Putin ne yapacak? Merkez Bankası’nın kasasını boşaltmaya başlayacak. Büyük bir güvenle eline alıp poz verdiği altınlar bir bir eriyecek. Bu kadar tecrübeli bir devlet adamı, halkı kaybederse, diktatör de olsa, koltuğunda kalamayacağını biliyordur muhakkak. 1917 İhtilali’ni hatırlayacaktır. Çarlık yıkıldı. Yüzyılların iktidarı yerle bir oldu ve hiç bilinmeyen, geçekte ne olacağı kestirilemeyen, bir rejim kuruldu, insanlar köleleştirildi. Ve 70 yıl sonra yıkıldı. (Çar II. Nikola, karısı, dört kızı, hemofili i hastası olan oğlu ve hizmetçileri, önce Urallar’a gönderildiler. Sonra Sibirya’da göz hapsine alındılar. Sonunda hepsi katledildi.)

Bu kadar hatırlatayım.

Putin bütün bunları bildiği için Dışişleri Bakanı’nı bizim davetimiz üzerine Antalya’ya gönderdi. Ukrayna zaten görüşmeye hazırdı. Bir yol alınmayacaksa Dışişleri Bakanı’nı göndermez. Mutlaka bir kapı, sızıntı da olsa, aralanacaktır.

Putin iyi niyetli olsa, ne Donbass’ta, ne Kırım’da hak iddia ederdi. Zaten herkes birbirine girip çıkıyor. Başına gaile almanın bir mantığı yok. 2014’ta Donbass’ta Rusya yanlılarına isyan çıkarttırdı. Kendi idaresini kurmaya kalktı ama hiç rahat edebildi mi? Kırım’ı doğrudan kendisine katı.
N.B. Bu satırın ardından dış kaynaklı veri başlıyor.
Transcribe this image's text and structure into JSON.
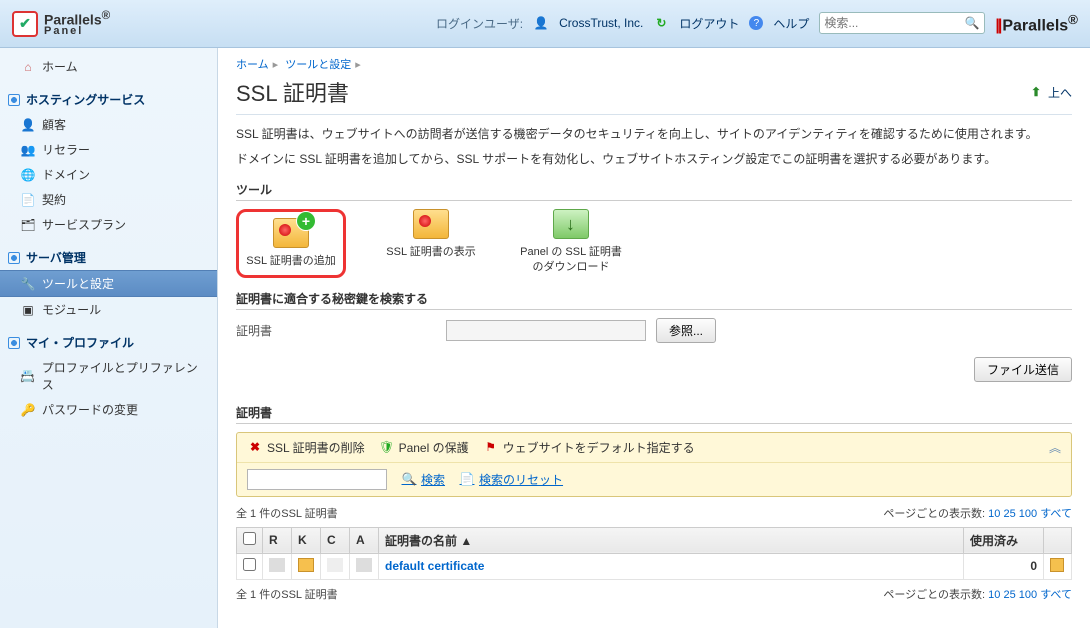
{
  "brand": {
    "line1": "Parallels",
    "line2": "Panel",
    "suffix": "®"
  },
  "top": {
    "login_label": "ログインユーザ:",
    "company": "CrossTrust, Inc.",
    "logout": "ログアウト",
    "help": "ヘルプ",
    "search_placeholder": "検索...",
    "parallels": "Parallels"
  },
  "sidebar": {
    "home": "ホーム",
    "g_hosting": "ホスティングサービス",
    "customers": "顧客",
    "resellers": "リセラー",
    "domains": "ドメイン",
    "contracts": "契約",
    "plans": "サービスプラン",
    "g_server": "サーバ管理",
    "tools": "ツールと設定",
    "modules": "モジュール",
    "g_profile": "マイ・プロファイル",
    "profile": "プロファイルとプリファレンス",
    "password": "パスワードの変更"
  },
  "crumbs": {
    "home": "ホーム",
    "tools": "ツールと設定"
  },
  "page": {
    "title": "SSL 証明書",
    "up": "上へ",
    "desc1": "SSL 証明書は、ウェブサイトへの訪問者が送信する機密データのセキュリティを向上し、サイトのアイデンティティを確認するために使用されます。",
    "desc2": "ドメインに SSL 証明書を追加してから、SSL サポートを有効化し、ウェブサイトホスティング設定でこの証明書を選択する必要があります。"
  },
  "tools": {
    "heading": "ツール",
    "add": "SSL 証明書の追加",
    "view": "SSL 証明書の表示",
    "download": "Panel の SSL 証明書のダウンロード"
  },
  "find": {
    "heading": "証明書に適合する秘密鍵を検索する",
    "label": "証明書",
    "browse": "参照...",
    "send": "ファイル送信"
  },
  "list": {
    "heading": "証明書",
    "del": "SSL 証明書の削除",
    "protect": "Panel の保護",
    "default": "ウェブサイトをデフォルト指定する",
    "search": "検索",
    "reset": "検索のリセット",
    "count": "全 1 件のSSL 証明書",
    "per_page_label": "ページごとの表示数:",
    "per_page": [
      "10",
      "25",
      "100",
      "すべて"
    ],
    "cols": {
      "r": "R",
      "k": "K",
      "c": "C",
      "a": "A",
      "name": "証明書の名前",
      "used": "使用済み"
    },
    "sort_indicator": "▲",
    "rows": [
      {
        "name": "default certificate",
        "used": 0
      }
    ]
  }
}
Kırım’da bizim de hak iddiamız vardır. Şu anda akla gelmiyor ama, Ruslar, Türkiye’yi de hesaba katmalıdır. Ukrayna’nın elinde olunca ne kaybedeceksin, senin elinde olunca ne kazanacaksın? Sürekli baş ağrısı. (Ayrıca bu maeseleyi ele alacağız.)

Diplomasi trafiği çok sıkışık. İnşallah bizim katkımızla barış için bir yol bulunur.